According to REA Group’s PropTrack, Perth’s median dwelling price was $520,000 in mid-2014, but slipped down to $460,000 by the end of 2019.
The key reason Perth values are likely to keep heading up is strong population growth.
CommSec’s latest “State of the States” report ranked Western Australia number one for population growth - in both absolute and relative terms.
“Western Australia is the strongest on relative population growth, with its 3.11% annual population growth rate 115.2% above the decade average for the year to the June quarter 2023,” the report states.
“Population growth is clearly an important driver of the broader economy, especially retail spending and housing demand.”
Perth-based investment group DPN also points out that “Perth’s skilled migrant intake is higher than the national average and is forecast to remain higher for at least the next five years.”
That tends to suggest a diversification of the Western Australia economy away from mining.
DPN also suggests that demographic trends in the West will sustain population and property price growth.
“Despite having an ageing population like the rest of Australia, more children are likely to be on the way in the short-to-medium term due to the influx of young migrant families.

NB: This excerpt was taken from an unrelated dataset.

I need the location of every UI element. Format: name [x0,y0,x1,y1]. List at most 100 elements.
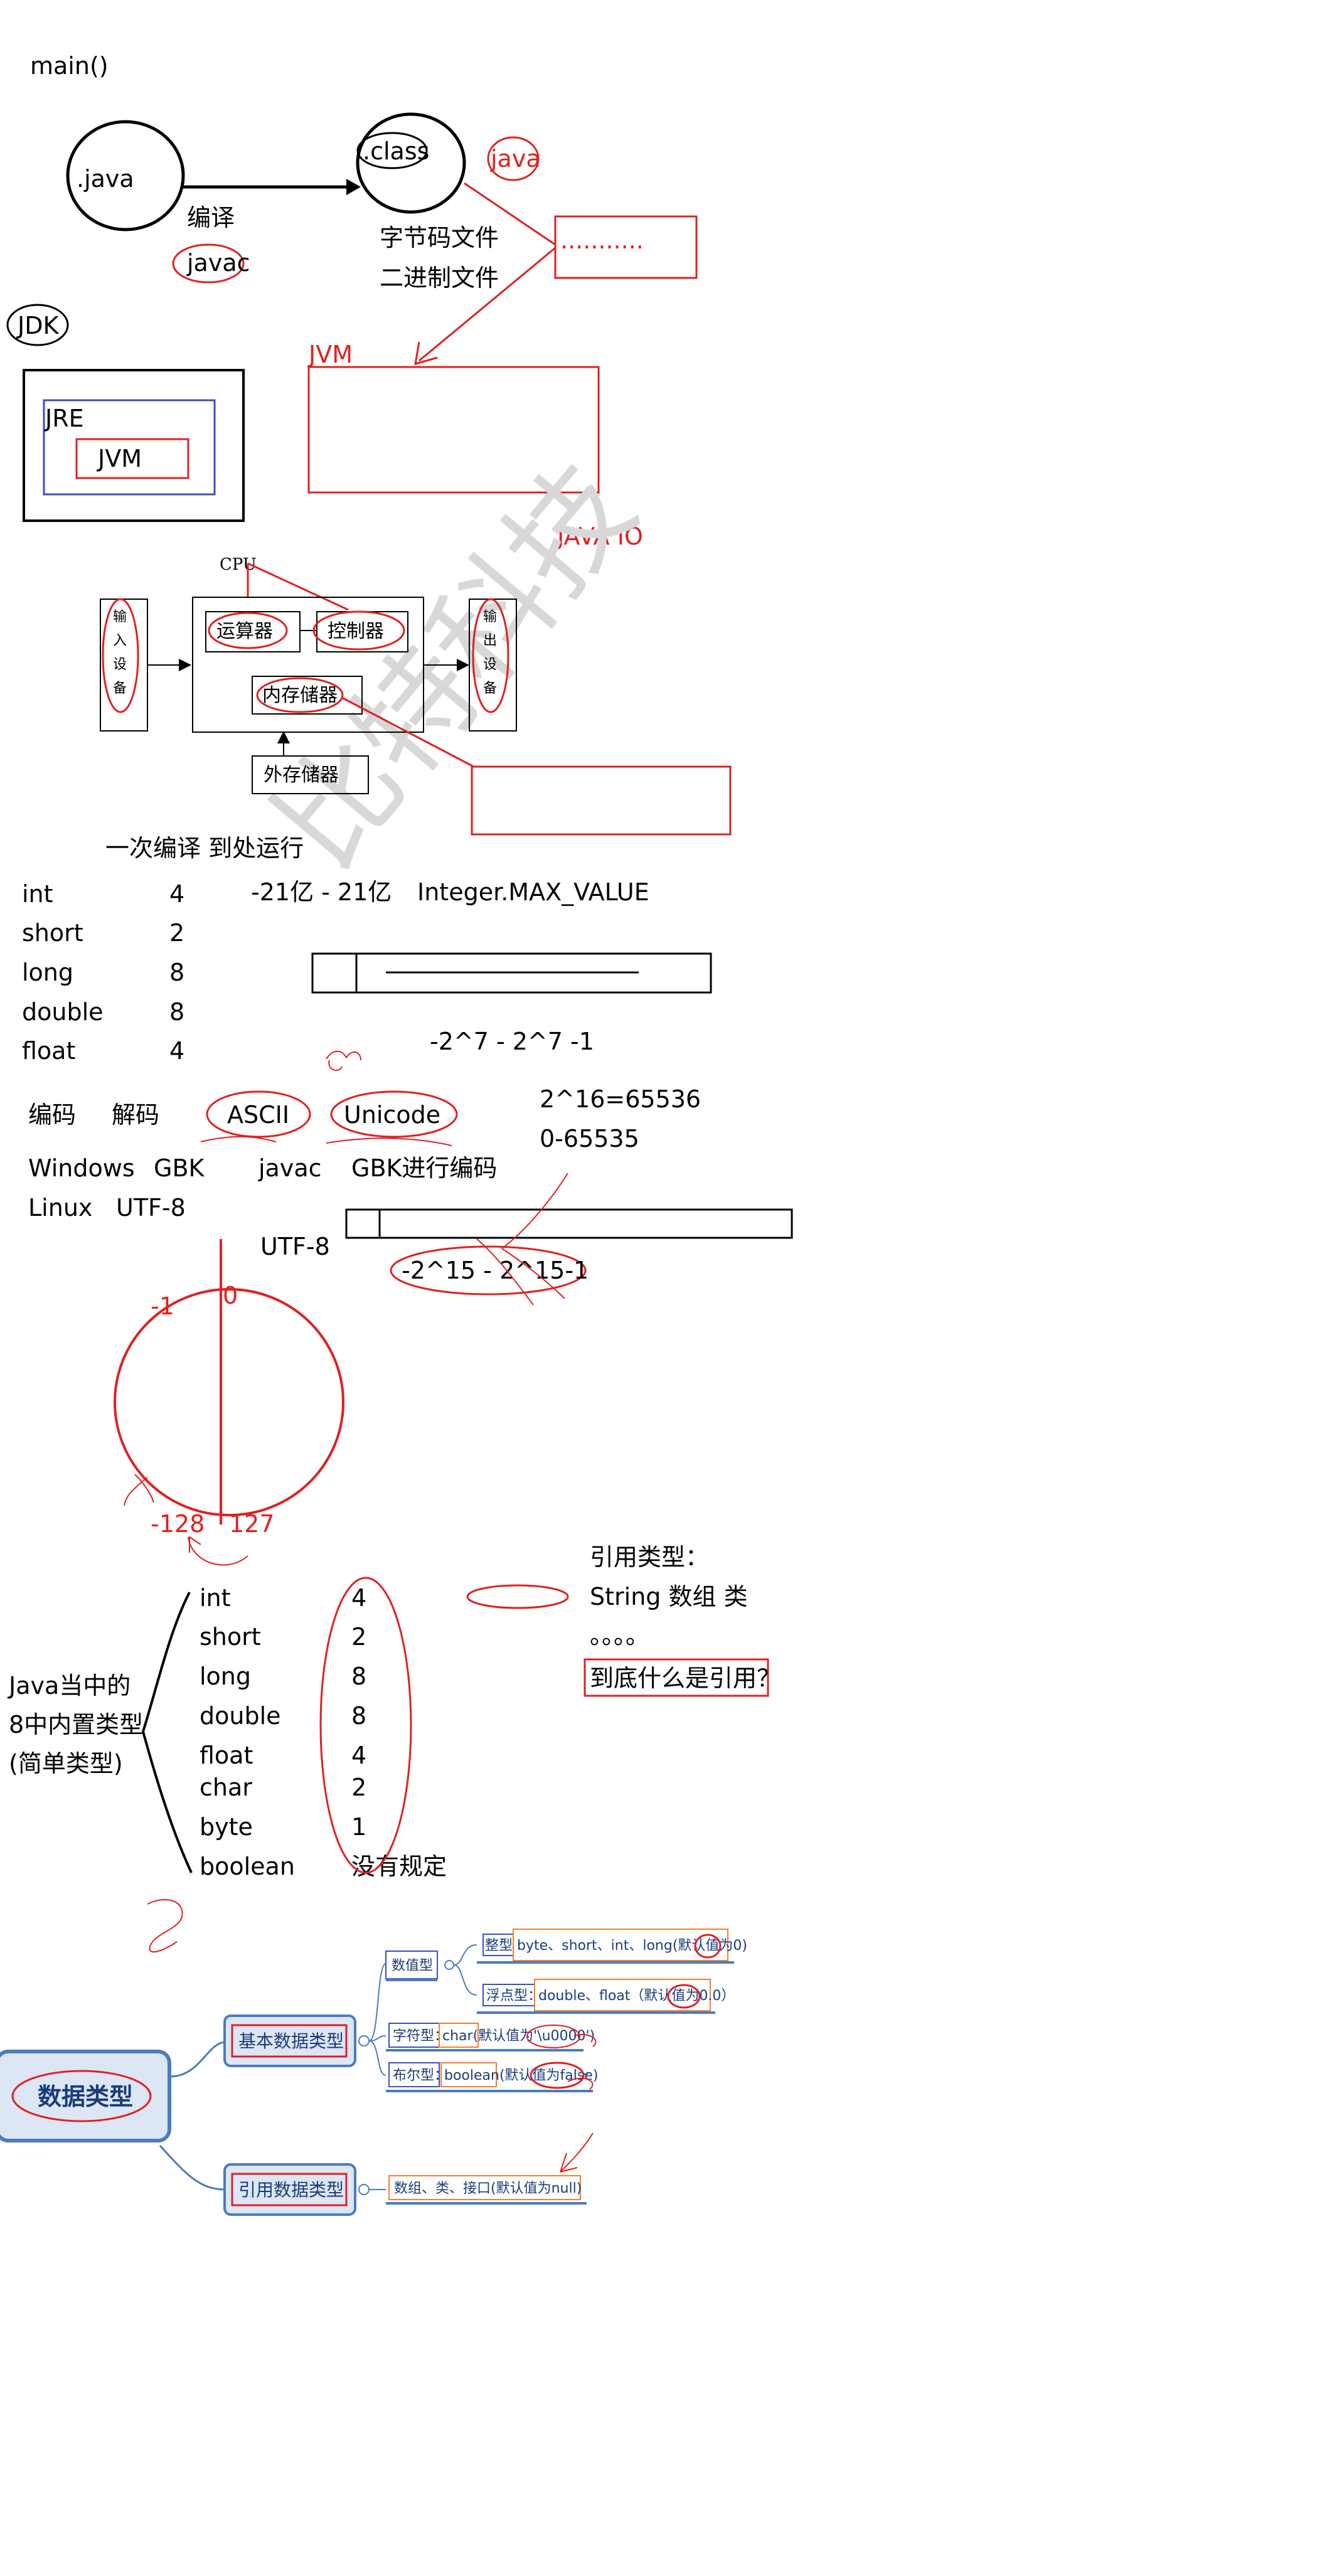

“Migrants are increasingly coming to Western Australia from India, the Philippines and South Africa, and their average age is early 30s, which is lower than the average age of migrants coming to Australia in general,” DPN says.
Chronic housing shortage
The other major factor investors should consider when looking at the outlook for Perth and Western Australia is that the current chronic housing shortage shows no sign of abating.
That’s likely to keep a floor under home prices.
While WA may have topped CommSec’s latest report when it comes to population growth, the state came a dismal second last when it came to measuring dwelling starts, a whopping -36.1% below the decade average.
PropTrack economist Angus Moore says it’s a particularly challenging time for renters in Perth with “vacancy rates sitting below 1%, and they’ve been sitting around that mark since 2021.”
PropTrack is forecasting price growth of between 5-8% in Perth this year.
“We’re not going to see the same increases as last year because prices have already grown strongly,” says Angus Moore, but notes that Perth is “still relatively affordable compared to other places, we're seeing very low unemployment, wages are growing and supply remains restricted.”
It’s worth noting that PropTrack’s forecasts are conservative, with National Australia Bank economists predicting 9.9% growth in home prices in Perth this year and ANZ 10-11%.
As of the 18th of March, CoreLogic’s Home Value Index recorded there had been 5.1% growth in Perth home prices just across the last quarter (since the 18th of December 2023).
Will that growth continue?
“Obviously this pace of growth can’t be sustained indefinitely, but a 15%+ rise in values over the calendar year doesn’t look to be out of the question,” says CoreLogic’s Research Director, Tim Lawless.
That doesn’t sound like a market suffering the effects of a slump in iron ore prices.